This isn't about my dream utopia, this is about the current issue at hand which I had nothing to do with.Absolutely policy matters, but the 2021 price increases have very little to do with availability of lands for oil production. Federal lands only represent about 20% of oilfield land ownership; the vast acreage in oil fields are private lands. And there are currently over 9000 active federal leases on 26 million acres that are available for production. Available leases is not the limiting factor. 80% of oil field lands are private or state lands, and most of the productive oil field land that are federally owned are already leased, with the exception of Alaska. Several years ago, the Department of interior offered leases in Alaska’s north slope with no bidders. It costs too much to produce petroleum products in Alaska. In my state where production costs are low and petroleum is plentiful, oil companies have stated in the local news that production costs increased in 2021, due to finding skilled workers and increased wages. Many skilled workers left the industry during the Covid layoffs and didn’t return. Also the cost of reopening shut wells and recouping shareholders for 2020 losses are significant.
No federal government opened leases on private lands, that makes no sense. State governments regulate private lands not the federal government. Neither the last administration or the current have made much difference in the lands available for production.

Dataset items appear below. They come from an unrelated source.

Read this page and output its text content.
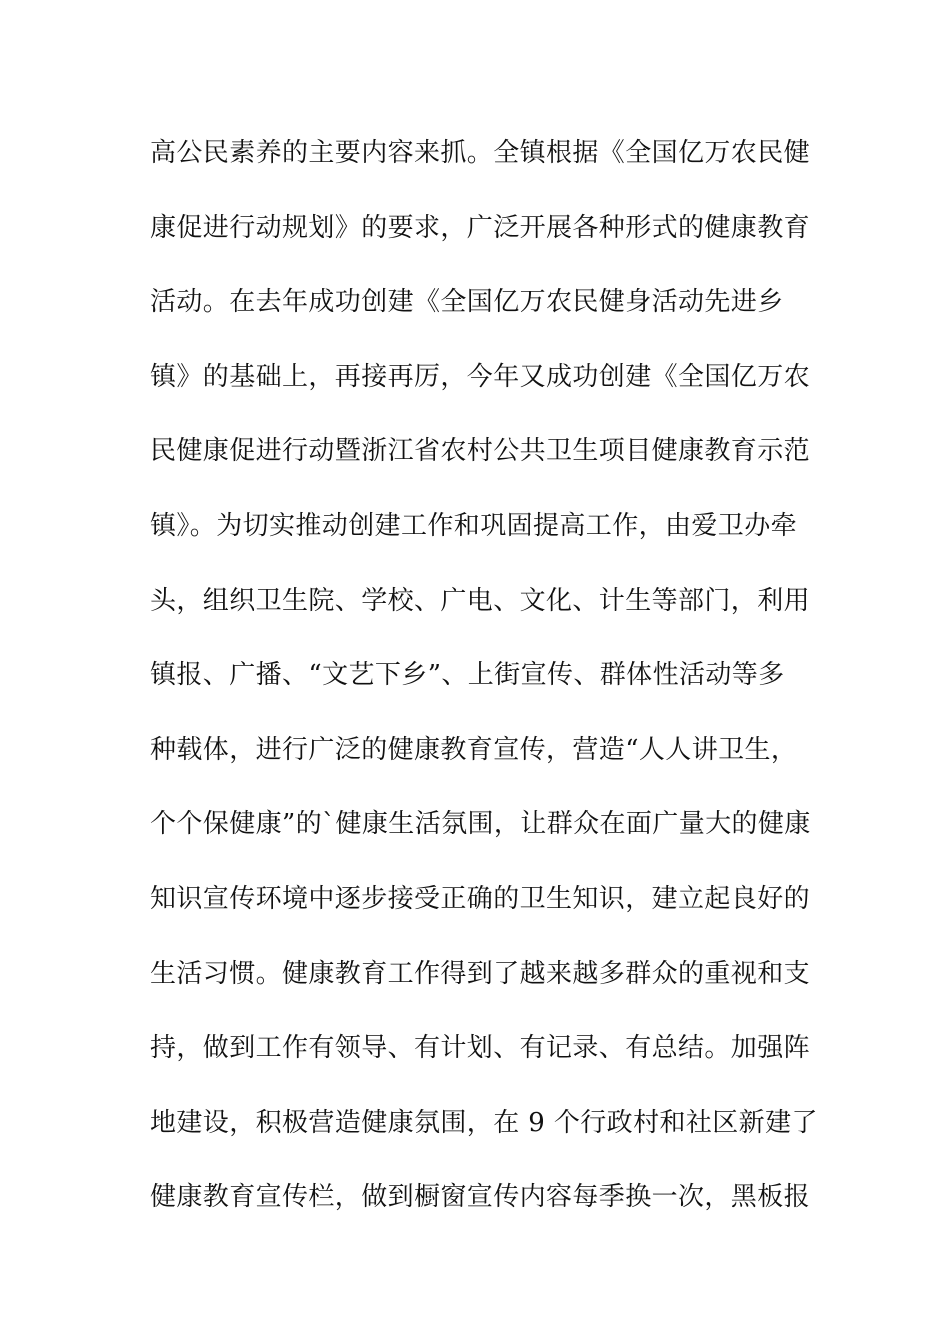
高公民素养的主要内容来抓。全镇根据《全国亿万农民健
康促进行动规划》的要求，广泛开展各种形式的健康教育
活动。在去年成功创建《全国亿万农民健身活动先进乡
镇》的基础上，再接再厉，今年又成功创建《全国亿万农
民健康促进行动暨浙江省农村公共卫生项目健康教育示范
镇》。为切实推动创建工作和巩固提高工作，由爱卫办牵
头，组织卫生院、学校、广电、文化、计生等部门，利用
镇报、广播、“文艺下乡”、上街宣传、群体性活动等多
种载体，进行广泛的健康教育宣传，营造“人人讲卫生，
个个保健康”的`健康生活氛围，让群众在面广量大的健康
知识宣传环境中逐步接受正确的卫生知识，建立起良好的
生活习惯。健康教育工作得到了越来越多群众的重视和支
持，做到工作有领导、有计划、有记录、有总结。加强阵
地建设，积极营造健康氛围，在 9 个行政村和社区新建了
健康教育宣传栏，做到橱窗宣传内容每季换一次，黑板报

Since you are so busy bashing the federal government policies, why don’t you state your ideas for how the government can lower prices; specific ideas. I will offer tpolicy decisions that would help:
1. Reduce fuel taxes and fund roads another way.
2. Ban export of US oil and take us off the world market pricing.
3. Offer tax incentives for companies to operate on less profitable oil fields such as Alaska and subsidize transportation costs.
Now your turn. Be specific instead of bashing the current government and worshiping the previous administration. Let’s hear some ideas.
Did you read the article? That is policy, that is now - that tells the futures market "don't count on any new oil from here" - do you understand how that works and their reaction to it? It really isn't hard. And that is just one of many policy examples.
You don't get it and that's ok, a lot of people don't get it. You are an apologist for the admin and that is ok too, you can do what you want. Prices started climbing the DAY the policy changes started, spin it any way you want.